Ursula Weidenfeld: Hallo, Herr Rabhansl!
Rabhansl: Wenn ich Ihr sehr pointiertes Buch lese, dann lerne ich, da steht nicht nur die Regierung ohne Volk da, weil sie es irgendwo zwischen all dem pragmatischen, alternativlosen Regieren verloren hat, es ist vor allem die Bundeskanzlerin, an der Sie sich abarbeiten. "Angela Merkel und die drei Todsünden der Demokratie" heißt gleich eins der ersten Kapitel, und eine dieser Todsünden, das ist: Angela Merkel habe die Demokratie geschwächt, um realpolitisch voranzukommen. Wie das denn?
Weidenfeld: Na ja, wenn man auf die zwölf Jahre Angela Merkel guckt, die wir ja jetzt hinter uns haben, dann sieht man, dass es eben zunehmend im Laufe dieser Regierungszeit immer öfter dazu gekommen ist, dass die Bundesregierung etwas beschlossen hat – in der Eurokrise, im Atomausstieg oder zum Schluss eben auch in der Flüchtlingskrise –, ohne dass sie das Parlament gefragt hat, oder das Parlament wurde hinterher erst gefragt, und das Parlament ist ja der Vertreter des Souveräns, der Bevölkerung, der Bürger, und wenn man eben nicht mehr gefragt wird, weil die Exekutive durchregiert, dann wird die Demokratie geschwächt.

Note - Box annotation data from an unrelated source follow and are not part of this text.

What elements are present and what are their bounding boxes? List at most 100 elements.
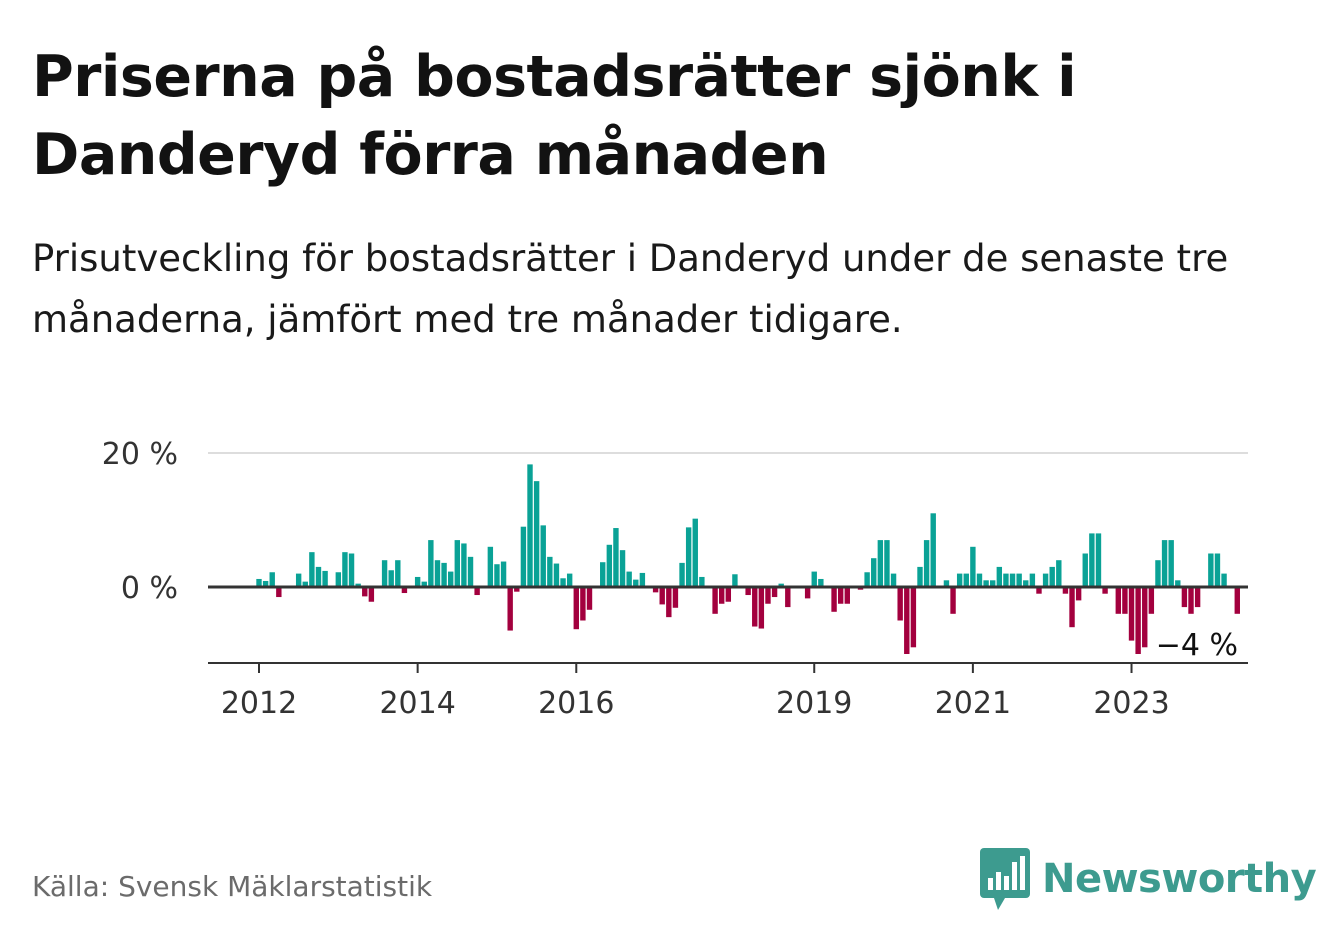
bar (1016, 573, 1022, 587)
bar (586, 587, 593, 610)
bar (818, 578, 824, 587)
bar (1155, 560, 1161, 587)
bar (434, 560, 441, 587)
bar (401, 587, 408, 594)
bar (837, 587, 844, 604)
bar (930, 513, 936, 587)
bar (897, 587, 903, 621)
bar (1135, 587, 1141, 654)
y-tick-label: 0 % (121, 571, 178, 606)
bar (348, 553, 355, 587)
end-value-label: −4 % (1156, 628, 1238, 663)
bar (633, 579, 639, 587)
bar (560, 578, 566, 587)
bar (322, 570, 328, 587)
bar (917, 566, 923, 587)
bar (421, 581, 427, 587)
bar (652, 587, 659, 593)
bar (943, 580, 950, 587)
bar (1056, 560, 1062, 587)
bar (474, 587, 480, 596)
bar (639, 572, 646, 587)
bar (1062, 587, 1069, 594)
bar (1142, 587, 1148, 648)
bar (540, 525, 546, 587)
bar (1194, 587, 1201, 608)
bar (368, 587, 375, 602)
bar (983, 580, 989, 587)
bar (1036, 587, 1042, 594)
bar (1181, 587, 1188, 608)
bar (785, 587, 791, 608)
bar (1122, 587, 1128, 614)
axes (208, 585, 1248, 673)
bar (1221, 573, 1227, 587)
bar (1089, 533, 1095, 587)
bar (395, 560, 401, 587)
bar (467, 556, 474, 587)
bar (1023, 580, 1029, 587)
bar (1161, 540, 1168, 587)
bar (666, 587, 672, 618)
bar (811, 571, 817, 587)
bar (335, 572, 342, 587)
bar (692, 518, 698, 587)
bar (1069, 587, 1075, 628)
bar (507, 587, 513, 631)
bar (454, 540, 460, 587)
bar (494, 564, 500, 587)
x-tick-label: 2021 (935, 686, 1011, 721)
bar (890, 573, 897, 587)
bar (1049, 566, 1055, 587)
bar (864, 572, 870, 587)
bar (573, 587, 579, 630)
bar (355, 583, 361, 587)
bar (871, 558, 877, 587)
bar (970, 546, 976, 587)
bar (441, 562, 447, 587)
bar (725, 587, 732, 602)
bar (745, 587, 751, 596)
bar (1115, 587, 1121, 614)
bar (302, 581, 308, 587)
bar (752, 587, 758, 627)
bar (613, 528, 619, 587)
bar (362, 587, 368, 597)
brand: Newsworthy (980, 848, 1317, 910)
bar (844, 587, 850, 604)
source-note: Källa: Svensk Mäklarstatistik (32, 870, 433, 903)
x-tick-label: 2012 (221, 686, 297, 721)
labels: 0 % 20 % 2012 2014 2016 2019 2021 2023 −4 % (102, 437, 1238, 721)
bar (388, 570, 394, 587)
bar (1003, 573, 1009, 587)
bar (309, 552, 315, 587)
bar (256, 578, 262, 587)
bar (1234, 587, 1240, 614)
bar (262, 580, 269, 587)
bar (1042, 573, 1049, 587)
bar (877, 540, 884, 587)
x-tick-label: 2014 (379, 686, 455, 721)
bar (1029, 573, 1036, 587)
bar (996, 566, 1003, 587)
bar (831, 587, 837, 612)
bar (672, 587, 679, 608)
bar (269, 572, 275, 587)
bar (276, 587, 282, 598)
bar (626, 571, 632, 587)
bar (514, 587, 520, 592)
bar (295, 573, 302, 587)
bar (1095, 533, 1102, 587)
newsworthy-logo-icon (980, 848, 1030, 910)
bar (699, 576, 705, 587)
bars (256, 464, 1240, 654)
bar (553, 563, 560, 587)
bar (712, 587, 718, 614)
bar (719, 587, 725, 604)
bar (1148, 587, 1155, 614)
bar (804, 587, 811, 599)
bar (659, 587, 665, 605)
bar (600, 562, 606, 587)
bar (1168, 540, 1174, 587)
bar (428, 540, 434, 587)
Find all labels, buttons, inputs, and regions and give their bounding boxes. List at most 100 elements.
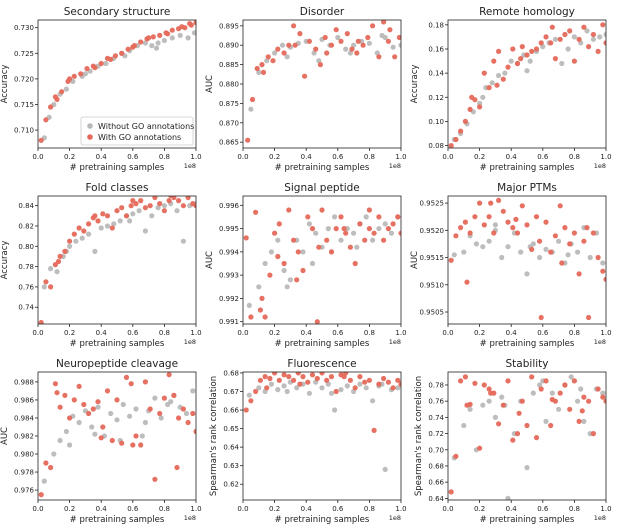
point-without-go (347, 50, 353, 56)
y-tick-label: 0.16 (428, 45, 444, 53)
point-with-go (464, 402, 470, 408)
point-with-go (176, 198, 182, 204)
y-tick-label: 0.74 (18, 304, 34, 312)
point-with-go (128, 203, 134, 209)
point-without-go (108, 410, 114, 417)
point-with-go (245, 137, 251, 143)
point-with-go (38, 492, 44, 498)
point-with-go (319, 372, 325, 376)
point-with-go (581, 24, 587, 30)
y-tick-label: 0.62 (223, 481, 239, 489)
x-tick-label: 0.6 (332, 505, 344, 513)
point-without-go (351, 230, 357, 236)
y-tick-label: 0.715 (14, 101, 34, 109)
point-with-go (152, 476, 158, 482)
point-without-go (127, 413, 133, 419)
point-with-go (477, 200, 483, 206)
point-with-go (603, 40, 606, 46)
point-with-go (328, 42, 335, 48)
x-tick-label: 0.4 (96, 505, 108, 513)
point-with-go (166, 198, 172, 204)
y-tick-label: 0.885 (219, 61, 239, 69)
point-with-go (603, 276, 606, 282)
y-tick-label: 0.890 (219, 42, 239, 50)
panel-1: Secondary structure 0.0 0.2 0.4 0.6 0.8 1.01e8… (0, 6, 202, 173)
point-with-go (286, 374, 292, 380)
point-with-go (54, 390, 60, 396)
point-with-go (286, 42, 292, 48)
scatter-points (38, 196, 196, 324)
legend-label: Without GO annotations (98, 122, 194, 131)
point-with-go (519, 203, 525, 209)
point-with-go (185, 196, 191, 201)
point-without-go (149, 43, 155, 49)
point-without-go (461, 249, 467, 255)
point-without-go (496, 72, 502, 79)
point-without-go (473, 241, 479, 247)
point-without-go (114, 417, 120, 423)
point-with-go (458, 378, 464, 384)
y-axis-label: AUC (410, 251, 420, 269)
point-with-go (48, 104, 54, 110)
point-with-go (519, 398, 525, 404)
point-without-go (63, 86, 69, 92)
point-without-go (363, 214, 369, 220)
y-tick-label: 0.74 (428, 414, 444, 422)
point-with-go (338, 38, 344, 44)
point-with-go (193, 203, 196, 209)
point-without-go (543, 246, 549, 252)
point-with-go (119, 440, 125, 446)
point-without-go (505, 244, 511, 250)
point-without-go (76, 419, 82, 426)
panel-title: Disorder (300, 6, 345, 18)
point-with-go (347, 244, 353, 250)
point-with-go (496, 48, 502, 55)
point-with-go (71, 73, 77, 79)
point-with-go (552, 56, 559, 62)
point-without-go (390, 44, 396, 50)
point-with-go (286, 207, 292, 213)
point-with-go (146, 35, 152, 41)
point-with-go (243, 235, 249, 241)
x-tick-label: 0.4 (506, 505, 518, 513)
point-without-go (480, 244, 486, 250)
point-with-go (552, 233, 559, 239)
point-without-go (268, 249, 274, 255)
point-without-go (388, 230, 395, 236)
x-exponent: 1e8 (389, 162, 401, 170)
point-without-go (335, 34, 341, 41)
point-with-go (324, 237, 330, 243)
point-with-go (344, 30, 350, 37)
point-without-go (332, 214, 338, 220)
point-without-go (152, 395, 158, 401)
point-without-go (486, 398, 492, 404)
x-axis-label: # pretraining samples (70, 163, 165, 173)
point-with-go (276, 377, 282, 383)
point-with-go (114, 208, 120, 214)
point-with-go (62, 392, 68, 398)
point-without-go (575, 398, 581, 404)
scatter-points (243, 207, 401, 324)
point-with-go (43, 117, 49, 123)
point-with-go (171, 392, 177, 398)
point-with-go (538, 386, 544, 392)
point-with-go (581, 394, 587, 400)
point-without-go (92, 248, 98, 254)
point-without-go (338, 387, 344, 393)
point-without-go (284, 388, 290, 395)
panel-title: Major PTMs (497, 182, 557, 194)
point-with-go (357, 221, 363, 227)
point-with-go (600, 268, 606, 274)
point-with-go (95, 218, 101, 224)
point-with-go (98, 435, 104, 441)
point-with-go (505, 219, 511, 225)
point-with-go (559, 260, 565, 266)
point-without-go (158, 415, 164, 421)
point-with-go (81, 401, 87, 408)
point-with-go (464, 279, 470, 285)
point-without-go (180, 238, 186, 244)
point-without-go (127, 218, 133, 224)
point-without-go (57, 437, 63, 444)
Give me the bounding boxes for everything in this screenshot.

"Es ist unkomplizierter, wenn man Parlamentarier nicht befragen muss"

Rabhansl: Das hat Angela Merkel mal in das fürchterliche Wort der marktkonformen Demokratie gefasst, diese Methode, und da schreiben Sie – das ist der Vorwurf: "Zuerst war es nötig, dann war es unkompliziert."
Weidenfeld: Na ja, es ist eben einfach viel unkomplizierter, wenn man eben die Parlamentarier nicht befragen muss, und wenn sich die Parlamentarier – das ist ja die zweite These des Buches –, wenn der Parlamentarier sich ja auch gerne damit abfindet, dass er nicht mehr selber entscheiden soll, dass er nicht mehr selber Gesetzentwürfe machen muss, dass er nicht mehr selber politisch tatsächlich aktiv sein soll.
Dann hat man von beiden Seiten eine tatsächliche Schwächung der Demokratie, weil es eben so unkompliziert und so bequem ist, und es ist ja auch erfolgreich. Das ist ja das Tückische daran. Die Eurokrise hat Deutschland super bewältigt, der Atomausstieg ist eben mit einem sehr breiten Konsens dann gemacht worden, und in der Flüchtlingskrise ist es dann zerbrochen. Da ist dann sehr polarisiert diskutiert worden. Aber letztlich war es erfolgreiche Politik, die aber der Demokratie geschadet hat, die das politische System korrumpiert hat.
Rabhansl: Ich habe mich beim Lesen gefragt, ob nicht Angela Merkel diese Methode lediglich etwas subtiler anwendet als ihr Vorgänger, der mit seiner Basta-Politik zwar viel mehr krakeelt hat, aber es doch eigentlich relativ ähnlich gemacht hat.
Weidenfeld: Ja, man muss, glaube ich, schon fairerweise anerkennen, dass jede Regierung einen solchen exekutiven Moment hat. Also wenn man die Agenda 2010 von Gerhard Schröder anguckt oder die Ostpolitik von Willy Brandt, die Westbindung von Konrad Adenauer, dann hat man das immer, dass eben Bundeskanzler gesagt haben, da geht es lang, und jetzt folgen mir alle.
Aber bei Angela Merkel hat es etwas anderes, weil sie es nicht mit konkreten Inhalten verbindet, sondern das ist ein Regierungsprinzip. Man sagt eben, wir müssen schnell sein, wir müssen schnell entscheiden, wir müssen vielleicht auch so historische Fenster nutzen, die wir jetzt gerade haben. Also den Atomausstieg, den gab es eben nur nach Fukushima, und vermutlich hätte es ihn sechs Monate später nicht mehr gegeben.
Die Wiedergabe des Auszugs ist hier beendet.